Islam adalah agama yang membawa rahmat dan kemudahan. Setiap kewajiban yang dibebankan kepada umatnya selalu diiringi dengan solusi dan keringanan (rukhsah) bagi mereka yang memiliki uzur atau halangan tertentu. Salah satu ibadah agung yang memiliki pilar keringanan ini adalah puasa di bulan Ramadan. Ketika seorang Muslim tidak mampu menjalankan ibadah puasa karena alasan yang dibenarkan syariat, Islam tidak lantas meninggalkannya dalam kebingungan. Di sinilah konsep fidyah hadir sebagai jembatan spiritual dan sosial, sebuah bentuk ibadah pengganti yang sarat akan makna kepedulian dan ketaatan.

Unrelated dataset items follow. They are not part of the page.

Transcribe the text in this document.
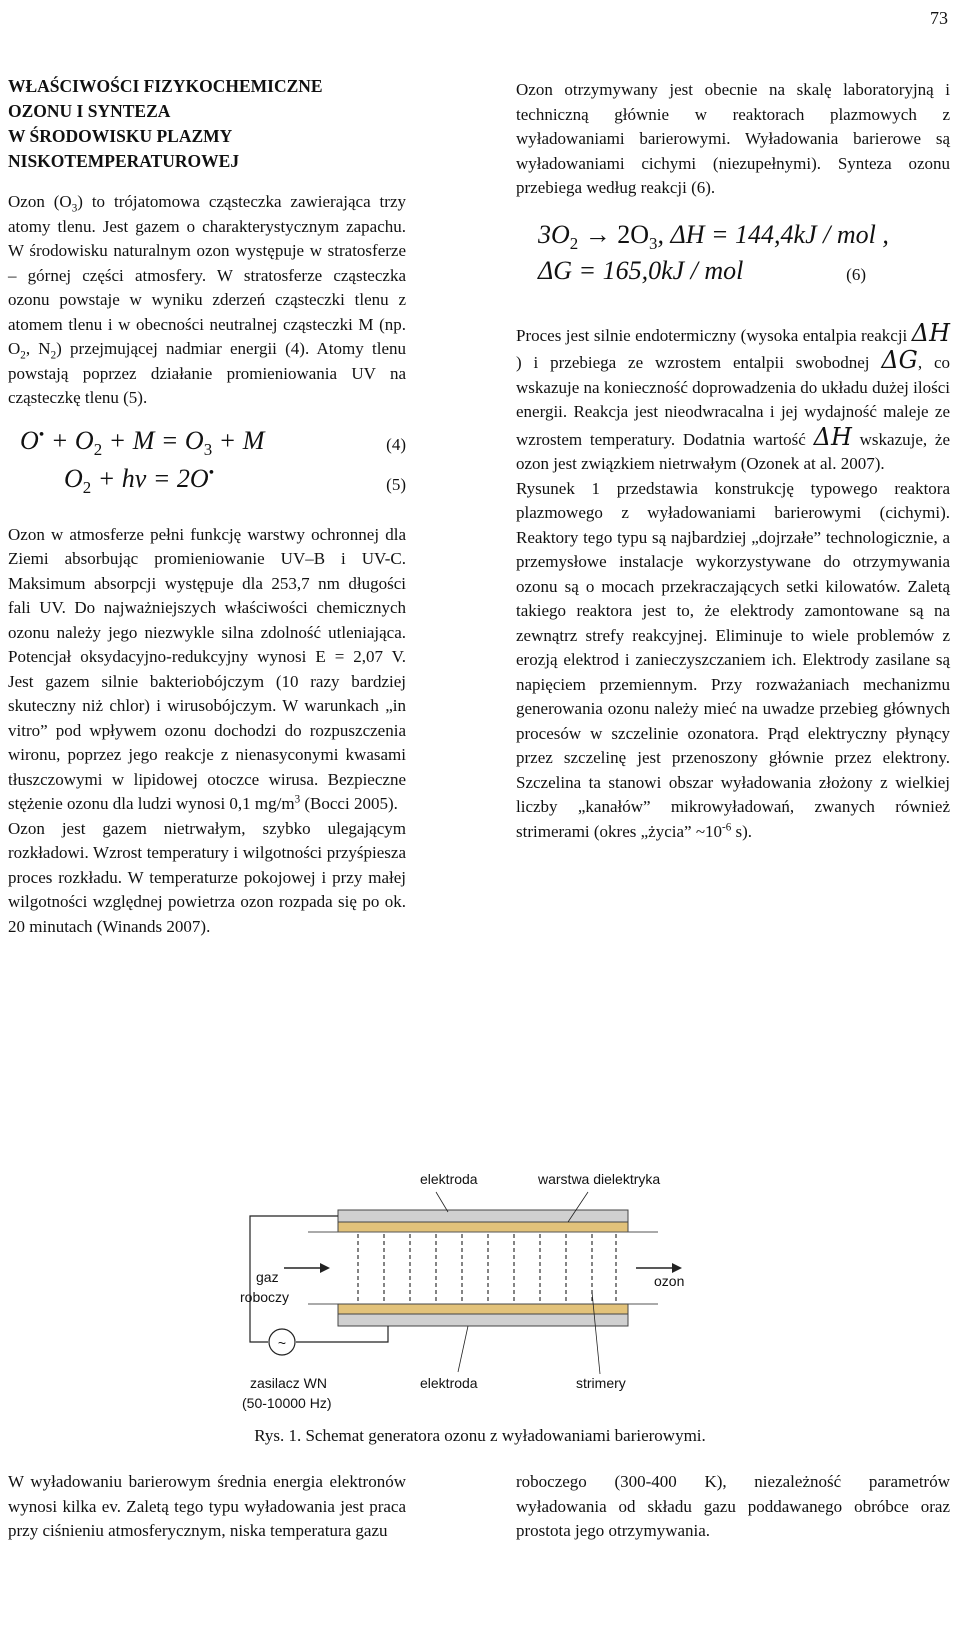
73
WŁAŚCIWOŚCI FIZYKOCHEMICZNE
OZONU I SYNTEZA
W ŚRODOWISKU PLAZMY
NISKOTEMPERATUROWEJ

Ozon $(O_3)$ to trójatomowa cząsteczka zawierająca trzy atomy tlenu. Jest gazem o charakterystycznym zapachu. W środowisku naturalnym ozon występuje w stratosferze – górnej części atmosfery. W stratosferze cząsteczka ozonu powstaje w wyniku zderzeń cząsteczki tlenu z atomem tlenu i w obecności neutralnej cząsteczki M (np. $O_2$, $N_2$) przejmującej nadmiar energii (4). Atomy tlenu powstają poprzez działanie promieniowania UV na cząsteczkę tlenu (5).

$O^• + O_2 + M = O_3 + M$	(4)
$O_2 + h\nu = 2O^•$
(5)

Ozon w atmosferze pełni funkcję warstwy ochronnej dla Ziemi absorbując promieniowanie UV–B i UV-C. Maksimum absorpcji występuje dla 253,7 nm długości fali UV. Do najważniejszych właściwości chemicznych ozonu należy jego niezwykle silna zdolność utleniająca. Potencjał oksydacyjno-redukcyjny wynosi E = 2,07 V. Jest gazem silnie bakteriobójczym (10 razy bardziej skuteczny niż chlor) i wirusobójczym. W warunkach „in vitro” pod wpływem ozonu dochodzi do rozpuszczenia wironu, poprzez jego reakcje z nienasyconymi kwasami tłuszczowymi w lipidowej otoczce wirusa. Bezpieczne stężenie ozonu dla ludzi wynosi 0,1 $mg/m^3$ (Bocci 2005).

Ozon jest gazem nietrwałym, szybko ulegającym rozkładowi. Wzrost temperatury i wilgotności przyśpiesza proces rozkładu. W temperaturze pokojowej i przy małej wilgotności względnej powietrza ozon rozpada się po ok. 20 minutach (Winands 2007).

Ozon otrzymywany jest obecnie na skalę laboratoryjną i techniczną głównie w reaktorach plazmowych z wyładowaniami barierowymi. Wyładowania barierowe są wyładowaniami cichymi (niezupełnymi). Synteza ozonu przebiega według reakcji (6).

$3O_2 \to 2O_3$, ΔH = 144,4kJ / mol ,
ΔG = 165,0kJ / mol	(6)

Proces jest silnie endotermiczny (wysoka entalpia reakcji ΔH ) i przebiega ze wzrostem entalpii swobodnej ΔG, co wskazuje na konieczność doprowadzenia do układu dużej ilości energii. Reakcja jest nieodwracalna i jej wydajność maleje ze wzrostem temperatury. Dodatnia wartość ΔH wskazuje, że ozon jest związkiem nietrwałym (Ozonek at al. 2007).

Rysunek 1 przedstawia konstrukcję typowego reaktora plazmowego z wyładowaniami barierowymi (cichymi). Reaktory tego typu są najbardziej „dojrzałe” technologicznie, a przemysłowe instalacje wykorzystywane do otrzymywania ozonu są o mocach przekraczających setki kilowatów. Zaletą takiego reaktora jest to, że elektrody zamontowane są na zewnątrz strefy reakcyjnej. Eliminuje to wiele problemów z erozją elektrod i zanieczyszczaniem ich. Elektrody zasilane są napięciem przemiennym. Przy rozważaniach mechanizmu generowania ozonu należy mieć na uwadze przebieg głównych procesów w szczelinie ozonatora. Prąd elektryczny płynący przez szczelinę jest przenoszony głównie przez elektrony. Szczelina ta stanowi obszar wyładowania złożony z wielkiej liczby „kanałów” mikrowyładowań, zwanych również strimerami (okres „życia” $\sim 10^{-6}$ s).

~
elektroda	warstwa dielektryka
gaz
roboczy
ozon
zasilacz WN
(50-10000 Hz)
elektroda	strimery
Rys. 1. Schemat generatora ozonu z wyładowaniami barierowymi.
W wyładowaniu barierowym średnia energia elektronów wynosi kilka ev. Zaletą tego typu wyładowania jest praca przy ciśnieniu atmosferycznym, niska temperatura gazu
roboczego (300-400 K), niezależność parametrów wyładowania od składu gazu poddawanego obróbce oraz prostota jego otrzymywania.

Memahami fidyah secara komprehensif adalah sebuah keharusan, bukan hanya bagi mereka yang mungkin akan menunaikannya, tetapi bagi setiap Muslim. Sebab, di dalam fidyah terkandung pelajaran tentang kemurahan Allah, pentingnya solidaritas sosial, dan bagaimana syariat Islam begitu fleksibel dalam mengakomodasi berbagai kondisi umat manusia. Artikel ini akan mengupas tuntas seluk-beluk fidyah, mulai dari pengertian dasarnya, landasan hukum yang kokoh, kriteria orang yang diwajibkan, hingga panduan praktis mengenai tata cara pembayaran dan penyalurannya.
Untuk memahami fidyah secara utuh, kita perlu meninjaunya dari dua sisi: etimologi (bahasa) dan terminologi (istilah syariat). Kedua pendekatan ini akan memberikan gambaran yang jelas tentang esensi dari ibadah ini.
Kata "fidyah" berasal dari bahasa Arab, dari akar kata فَدَى (fadaa), yang berarti mengganti atau menebus. Dari kata ini, terbentuklah kata "fidyah" (فِدْيَة) yang secara harfiah dapat diartikan sebagai "tebusan" atau "pengganti". Konsep tebusan ini menyiratkan adanya sesuatu yang dikorbankan atau diberikan untuk menggantikan sesuatu yang lain. Dalam konteks ibadah, fidyah adalah "tebusan" yang diberikan seorang Muslim karena meninggalkan suatu kewajiban—dalam hal ini puasa—akibat adanya halangan yang dibenarkan.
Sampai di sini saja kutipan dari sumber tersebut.